Phishing is one of the leading causes of healthcare data breaches. Phishers are able to access healthcare data from email accounts. In many incidents, those email accounts contain considerable volumes of highly sensitive protected health information (PHI).
Augusta University Healthcare System submitted a report involving a phishing attack in August 2018 that affected a number of email accounts. The compromised email accounts contained the PHI of 417,000 patients. The incident became an outstanding case due to the big number of people affected by the breach. However, there are other healthcare organizations that fell victim to phishing attacks in August.
The HHS’ Office for Civil Rights has information showing that email is the most prevalent location of PHI breaches. 14 out of 28 healthcare data breaches in July had something to do with compromised email accounts. In May and June, 9 and 11 email breaches were reported respectively. Just 6 of the breaches in July came about in connection with network servers, which is the next most prevalent location of PHI breaches.
Cofense (known as PhishMe in the past), which is a company providing anti-phishing solutions, recently published in an Industry Brief the results of its study of phishing attacks in the healthcare industry. As per the report ‘Say “Ah!” – A Closer Look at Phishing in the Healthcare Industry’, the healthcare industry is a favorite targeted of cybercriminals. The healthcare industry accounts for a third of all reported data breaches, which had resulted to the stealing or exposure of more than 175 million healthcare data records.
It is quite expected that hackers prefer to attack the healthcare sector considering the substantial volumes of highly important records that healthcare providers hold. Information including health files, insurance details, Social Security numbers, contact details, birth dates and financial details can be easily sold to identity thieves and fraudsters. Furthermore, the healthcare industry’s budget for cybersecurity is not as much as what other industries like the finance sector invest.

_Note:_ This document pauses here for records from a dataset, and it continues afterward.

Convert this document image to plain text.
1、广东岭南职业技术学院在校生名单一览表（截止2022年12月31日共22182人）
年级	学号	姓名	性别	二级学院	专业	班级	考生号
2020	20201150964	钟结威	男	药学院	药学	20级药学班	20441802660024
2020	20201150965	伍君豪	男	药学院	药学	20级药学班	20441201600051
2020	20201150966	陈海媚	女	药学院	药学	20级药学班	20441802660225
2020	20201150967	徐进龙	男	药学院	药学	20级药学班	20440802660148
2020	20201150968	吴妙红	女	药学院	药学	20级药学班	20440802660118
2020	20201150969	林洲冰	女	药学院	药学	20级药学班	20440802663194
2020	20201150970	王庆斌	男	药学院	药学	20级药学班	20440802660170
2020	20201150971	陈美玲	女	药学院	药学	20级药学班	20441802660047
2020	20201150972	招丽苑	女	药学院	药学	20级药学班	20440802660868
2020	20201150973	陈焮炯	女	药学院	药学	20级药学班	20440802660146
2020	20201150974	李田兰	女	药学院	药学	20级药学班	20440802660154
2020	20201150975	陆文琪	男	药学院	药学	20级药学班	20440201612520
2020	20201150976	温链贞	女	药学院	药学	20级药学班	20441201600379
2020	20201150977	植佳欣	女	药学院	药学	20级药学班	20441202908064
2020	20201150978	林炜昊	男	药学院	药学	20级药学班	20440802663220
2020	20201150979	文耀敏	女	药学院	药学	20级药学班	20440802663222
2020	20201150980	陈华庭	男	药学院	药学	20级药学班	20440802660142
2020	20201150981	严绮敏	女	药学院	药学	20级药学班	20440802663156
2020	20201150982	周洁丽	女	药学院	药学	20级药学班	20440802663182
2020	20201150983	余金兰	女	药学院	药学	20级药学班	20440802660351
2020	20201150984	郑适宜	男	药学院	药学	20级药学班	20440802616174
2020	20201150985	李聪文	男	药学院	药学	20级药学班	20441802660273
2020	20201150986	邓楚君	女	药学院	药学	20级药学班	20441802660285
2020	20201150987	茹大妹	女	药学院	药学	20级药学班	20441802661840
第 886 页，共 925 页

Cofense has data showing the poor status of the healthcare industry in terms of susceptibility and resiliency to phishing attacks compared to other industries. Cofense used a phishing simulation platform to measure the percentage of vulnerable healthcare employees that were deceived by a phishing simulation. Cofense calculated the resiliency rate to phishing attacks by getting the percentage of users that reported a phishing attempt using the Cofense Reporter email add-on versus those that didn’t.
The phishing attack susceptibility rate spanning all industries was 11.9% whereas the resiliency rate was 1.79. The healthcare industry has a susceptibility rate of 12.4% and a resiliency rate of 1.34. The insurance industry and energy sector have resiliency rates 3.03 and 4.01, respectively.
In recent years, organizations have increased their cybersecurity budgets to focus on cyber security and risk management. Implementing anti-phishing solutions has been beneficial but a lot of improvement is still necessary.
Cofense pointed out that the phishing email simulations indicate that healthcare employees are victimized by phishers through a mix of social and business emails. Quite often, healthcare employee are tricked upon receiving emails of invoice requests, package shipping notice, manager evaluation or a Halloween eCard alert. The click through rate of these emails is above 21%.
According to Cofense Intelligence data, invoice requests is typically employed to install ransomware. The email simulation results showed that 32.5% of healthcare personnel are victims and only 7.2% reported the dubious emails. The Cofense Brief also presented data on the phishing emails most often clicked on and some advice to healthcare companies that could reduce their susceptibility to phishing attacks.